Atherosclerosis can lead to serious and long-lasting complications.
It can directly contribute to coronary, carotid, and peripheral heart disease. In coronary heart disease, the arteries close to the heart become narrowed. Carotid artery disease affects the arteries near the brain in the same way, and peripheral artery disease affects the blood supply to the limbs.
These can lead to a range of dangerous complications, including:
- Heart disease and heart failure: The heart may not be able to pump enough blood around the body, or may not fill with sufficient levels of blood.
- Heart attack: This is a medical emergency in which the supply of blood becomes blocked. It can be life-threatening.

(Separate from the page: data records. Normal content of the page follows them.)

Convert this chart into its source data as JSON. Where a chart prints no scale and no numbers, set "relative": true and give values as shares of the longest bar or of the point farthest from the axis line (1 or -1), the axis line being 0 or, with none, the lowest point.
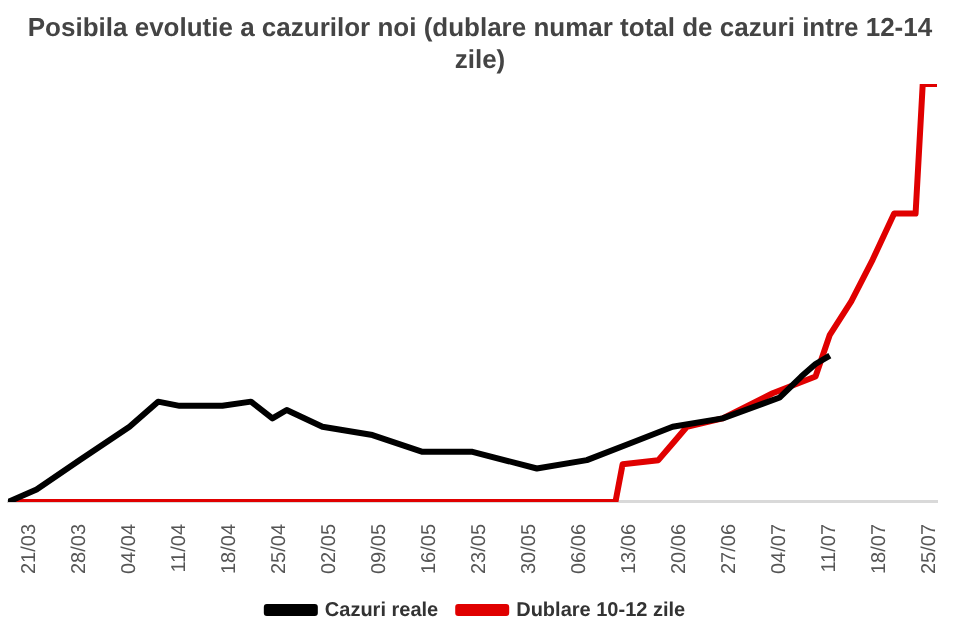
{
  "chart_data": {
    "type": "line",
    "title": "Posibila evolutie a cazurilor noi (dublare numar total de cazuri intre 12-14 zile)",
    "relative": true,
    "legend": "bottom",
    "xlim": [
      "--03-18",
      "--07-26"
    ],
    "xticks": [
      {
        "value": "--03-21",
        "label": "21/03"
      },
      {
        "value": "--03-28",
        "label": "28/03"
      },
      {
        "value": "--04-04",
        "label": "04/04"
      },
      {
        "value": "--04-11",
        "label": "11/04"
      },
      {
        "value": "--04-18",
        "label": "18/04"
      },
      {
        "value": "--04-25",
        "label": "25/04"
      },
      {
        "value": "--05-02",
        "label": "02/05"
      },
      {
        "value": "--05-09",
        "label": "09/05"
      },
      {
        "value": "--05-16",
        "label": "16/05"
      },
      {
        "value": "--05-23",
        "label": "23/05"
      },
      {
        "value": "--05-30",
        "label": "30/05"
      },
      {
        "value": "--06-06",
        "label": "06/06"
      },
      {
        "value": "--06-13",
        "label": "13/06"
      },
      {
        "value": "--06-20",
        "label": "20/06"
      },
      {
        "value": "--06-27",
        "label": "27/06"
      },
      {
        "value": "--07-04",
        "label": "04/07"
      },
      {
        "value": "--07-11",
        "label": "11/07"
      },
      {
        "value": "--07-18",
        "label": "18/07"
      },
      {
        "value": "--07-25",
        "label": "25/07"
      }
    ],
    "series": [
      {
        "name": "Cazuri reale",
        "color": "#000000",
        "x": [
          "--03-18",
          "--03-22",
          "--03-28",
          "--04-04",
          "--04-08",
          "--04-11",
          "--04-17",
          "--04-21",
          "--04-24",
          "--04-26",
          "--05-01",
          "--05-08",
          "--05-15",
          "--05-22",
          "--05-31",
          "--06-07",
          "--06-13",
          "--06-19",
          "--06-26",
          "--07-04",
          "--07-07",
          "--07-09",
          "--07-11"
        ],
        "values": [
          0,
          0.03,
          0.1,
          0.18,
          0.24,
          0.23,
          0.23,
          0.24,
          0.2,
          0.22,
          0.18,
          0.16,
          0.12,
          0.12,
          0.08,
          0.1,
          0.14,
          0.18,
          0.2,
          0.25,
          0.3,
          0.33,
          0.35
        ]
      },
      {
        "name": "Dublare 10-12 zile",
        "color": "#e00000",
        "x": [
          "--03-18",
          "--06-11",
          "--06-12",
          "--06-17",
          "--06-19",
          "--06-21",
          "--06-26",
          "--07-03",
          "--07-09",
          "--07-11",
          "--07-14",
          "--07-17",
          "--07-20",
          "--07-23",
          "--07-24",
          "--07-26"
        ],
        "values": [
          0,
          0,
          0.09,
          0.1,
          0.14,
          0.18,
          0.2,
          0.26,
          0.3,
          0.4,
          0.48,
          0.58,
          0.69,
          0.69,
          1,
          1
        ]
      }
    ]
  }
}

- Kidney failure: The kidneys can stop functioning if they do not receive enough blood.
- Aneurysm: This is a serious condition in which the walls of an artery bulge, sometimes bursting and causing potentially fatal internal bleeding.
- Stroke: A stroke is a medical emergency in which the blood supply to the brain is blocked, starving the brain of oxygen. This can kill brain cells.
- Arrhythmia: Atherosclerosis can lead to abnormal heart rhythms and palpitations.
Certain people have a higher risk of developing the condition. These include
- Diabetes: Individuals with poorly controlled diabetes and frequently high blood glucose levels are more likely to develop atherosclerosis.
- Genetics: People who have a parent or sibling with atherosclerosis and cardiovascular disease have a much higher risk of developing atherosclerosis than others.
- Air pollution: Exposure to air pollution appears to increase the risk of cholesterol build-up in the coronary arteries.
People exposed to these risk factors should be especially careful about maintaining a low-fat and low-sodium diet and avoiding tobacco intake.